Energy News - Alternative Energy Source

PJM 2027–2028 Capacity Auction Results & the Impact on Capacity Costs

Written by Laurie C | 12/22/25 10:49 PM

PJM announced the results of the 2027–2028 Base Residual Auction (BRA) at $333.44/MW-day. While the headline is familiar, the underlying signals are becoming harder for energy customers to ignore.

Once again, the auction cleared at the price cap, reinforcing that capacity resources remain tight across the PJM footprint. PJM procured 134,479 MW of capacity, which was 6,623 MW short of the region’s target reliability margin. It's the first auction in PJM history the entire RTO fell short, an outcome that highlights the growing strain the proliferation of data centers has placed on the system.

The results point to structural shifts that will influence capacity costs and risk exposure for years to come.

 

Clearing at the Cap—Again

The 2027–2028 auction cleared at $333.44/MW-day throughout the entire PJM footprint. The price is the maximum allowed under current auction rules. While temporary price caps were designed to limit volatility, clearing at the ceiling in back-to-back auctions signals a persistent imbalance between supply and demand.

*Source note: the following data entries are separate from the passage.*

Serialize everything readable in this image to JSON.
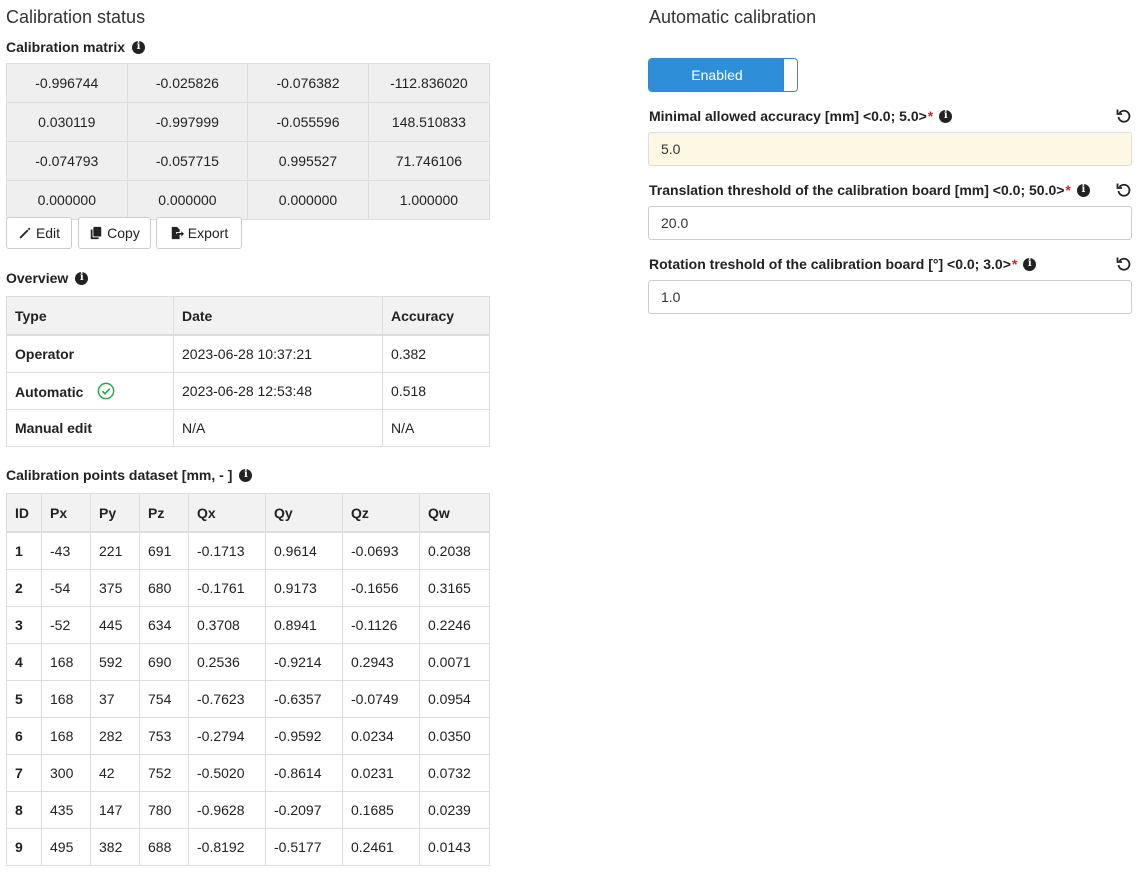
{
  "left": {
    "title": "Calibration status",
    "matrix": {
      "label": "Calibration matrix",
      "rows": [
        [
          "-0.996744",
          "-0.025826",
          "-0.076382",
          "-112.836020"
        ],
        [
          "0.030119",
          "-0.997999",
          "-0.055596",
          "148.510833"
        ],
        [
          "-0.074793",
          "-0.057715",
          "0.995527",
          "71.746106"
        ],
        [
          "0.000000",
          "0.000000",
          "0.000000",
          "1.000000"
        ]
      ],
      "buttons": {
        "edit": "Edit",
        "copy": "Copy",
        "export": "Export"
      }
    },
    "overview": {
      "label": "Overview",
      "headers": [
        "Type",
        "Date",
        "Accuracy"
      ],
      "rows": [
        [
          "Operator",
          "2023-06-28 10:37:21",
          "0.382"
        ],
        [
          "Automatic",
          "2023-06-28 12:53:48",
          "0.518"
        ],
        [
          "Manual edit",
          "N/A",
          "N/A"
        ]
      ]
    },
    "dataset": {
      "label": "Calibration points dataset [mm, - ]",
      "headers": [
        "ID",
        "Px",
        "Py",
        "Pz",
        "Qx",
        "Qy",
        "Qz",
        "Qw"
      ],
      "rows": [
        [
          "1",
          "-43",
          "221",
          "691",
          "-0.1713",
          "0.9614",
          "-0.0693",
          "0.2038"
        ],
        [
          "2",
          "-54",
          "375",
          "680",
          "-0.1761",
          "0.9173",
          "-0.1656",
          "0.3165"
        ],
        [
          "3",
          "-52",
          "445",
          "634",
          "0.3708",
          "0.8941",
          "-0.1126",
          "0.2246"
        ],
        [
          "4",
          "168",
          "592",
          "690",
          "0.2536",
          "-0.9214",
          "0.2943",
          "0.0071"
        ],
        [
          "5",
          "168",
          "37",
          "754",
          "-0.7623",
          "-0.6357",
          "-0.0749",
          "0.0954"
        ],
        [
          "6",
          "168",
          "282",
          "753",
          "-0.2794",
          "-0.9592",
          "0.0234",
          "0.0350"
        ],
        [
          "7",
          "300",
          "42",
          "752",
          "-0.5020",
          "-0.8614",
          "0.0231",
          "0.0732"
        ],
        [
          "8",
          "435",
          "147",
          "780",
          "-0.9628",
          "-0.2097",
          "0.1685",
          "0.0239"
        ],
        [
          "9",
          "495",
          "382",
          "688",
          "-0.8192",
          "-0.5177",
          "0.2461",
          "0.0143"
        ]
      ]
    }
  },
  "right": {
    "title": "Automatic calibration",
    "toggle_label": "Enabled",
    "fields": [
      {
        "label": "Minimal allowed accuracy [mm] <0.0; 5.0>",
        "value": "5.0"
      },
      {
        "label": "Translation threshold of the calibration board [mm] <0.0; 50.0>",
        "value": "20.0"
      },
      {
        "label": "Rotation treshold of the calibration board [°] <0.0; 3.0>",
        "value": "1.0"
      }
    ],
    "required_mark": "*"
  },
  "colors": {
    "accent": "#2e8fd8",
    "success": "#28a745",
    "required": "#e02020",
    "warning_bg": "#fcf8e3"
  }
}
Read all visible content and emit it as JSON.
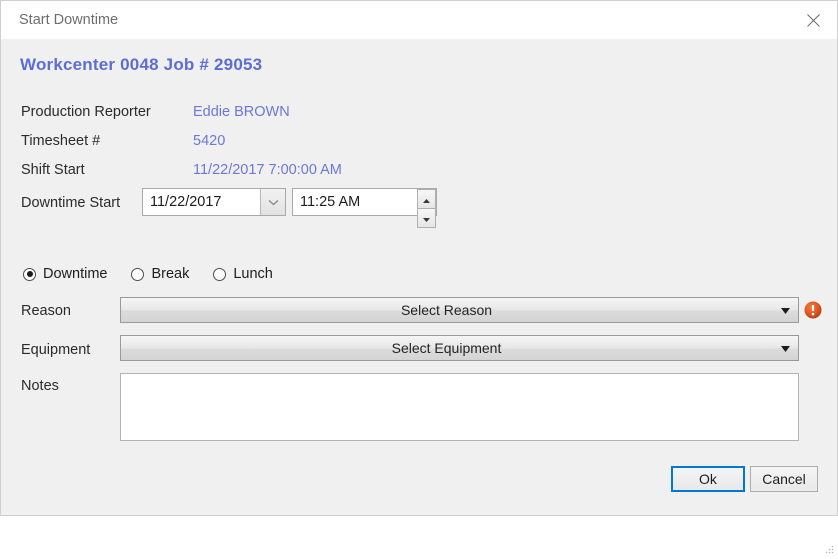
{
  "window": {
    "title": "Start Downtime",
    "close_icon": "close-icon",
    "resize_grip_icon": "resize-grip-icon"
  },
  "heading": "Workcenter  0048 Job # 29053",
  "info": [
    {
      "label": "Production Reporter",
      "value": "Eddie BROWN"
    },
    {
      "label": "Timesheet #",
      "value": "5420"
    },
    {
      "label": "Shift Start",
      "value": "11/22/2017 7:00:00 AM"
    }
  ],
  "downtime_start": {
    "label": "Downtime Start",
    "date_value": "11/22/2017",
    "date_dropdown_icon": "chevron-down-icon",
    "time_value": "11:25 AM",
    "spinner_up_icon": "spinner-up-icon",
    "spinner_down_icon": "spinner-down-icon"
  },
  "type_options": [
    {
      "label": "Downtime",
      "selected": true
    },
    {
      "label": "Break",
      "selected": false
    },
    {
      "label": "Lunch",
      "selected": false
    }
  ],
  "reason": {
    "label": "Reason",
    "value": "Select Reason",
    "arrow_icon": "dropdown-arrow-icon",
    "error_icon": "error-exclamation-icon"
  },
  "equipment": {
    "label": "Equipment",
    "value": "Select Equipment",
    "arrow_icon": "dropdown-arrow-icon"
  },
  "notes": {
    "label": "Notes",
    "value": "",
    "placeholder": ""
  },
  "buttons": {
    "ok": "Ok",
    "cancel": "Cancel"
  },
  "colors": {
    "heading": "#5b6ed6",
    "value_text": "#6b78d8",
    "focus_border": "#0078d7",
    "error": "#d9531e",
    "window_bg": "#f0f0f0",
    "titlebar_bg": "#ffffff"
  }
}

Capacity prices reflect the cost of ensuring enough resources are available during peak demand periods. When prices repeatedly hit the cap, it suggests the system is operating with little margin for error. While this does not mean outages are imminent, it does indicate less buffer in the system as PJM plans for extreme weather events and peak conditions.

Several factors contributed to this outcome:

- Rapid load growth, particularly from data centers.

- Limited new generation entering the market.

- Ongoing interconnection delays.

- Planned and economic retirements of existing resources.

Together, these pressures are tightening capacity availability faster than new resources are coming online.

 

What This Means for Energy Customers

Capacity auctions occur years in advance, but their financial effects show up directly on customer bills. The 2027–2028 results reinforce several important planning considerations, namely, capacity costs are likely to remain elevated. Furthermore, budget volatility is becoming the norm, not the exception. 

Dismissing the trend carries increasing risk.

For many organizations, capacity charges are now one of the most controllable—and overlooked—components of the electric bill.

 

Steps You Can Take Now

While customers can’t control capacity auction results, they can control their exposure . Strategies such as demand response and peak load management can meaningfully minimize the impact of high capacity costs. The sooner business customers weigh available options and begin taking necessary implementation steps, the more control they have over the impact these auction results will have on budgets.

 

Looking Ahead

PJM plans to conduct an Incremental Auction ahead of the delivery year, and stakeholder discussions around market reform, interconnection timelines, and large-load integration are ongoing.

For energy customers, the question is no longer whether capacity costs matter but how proactively they choose to manage them.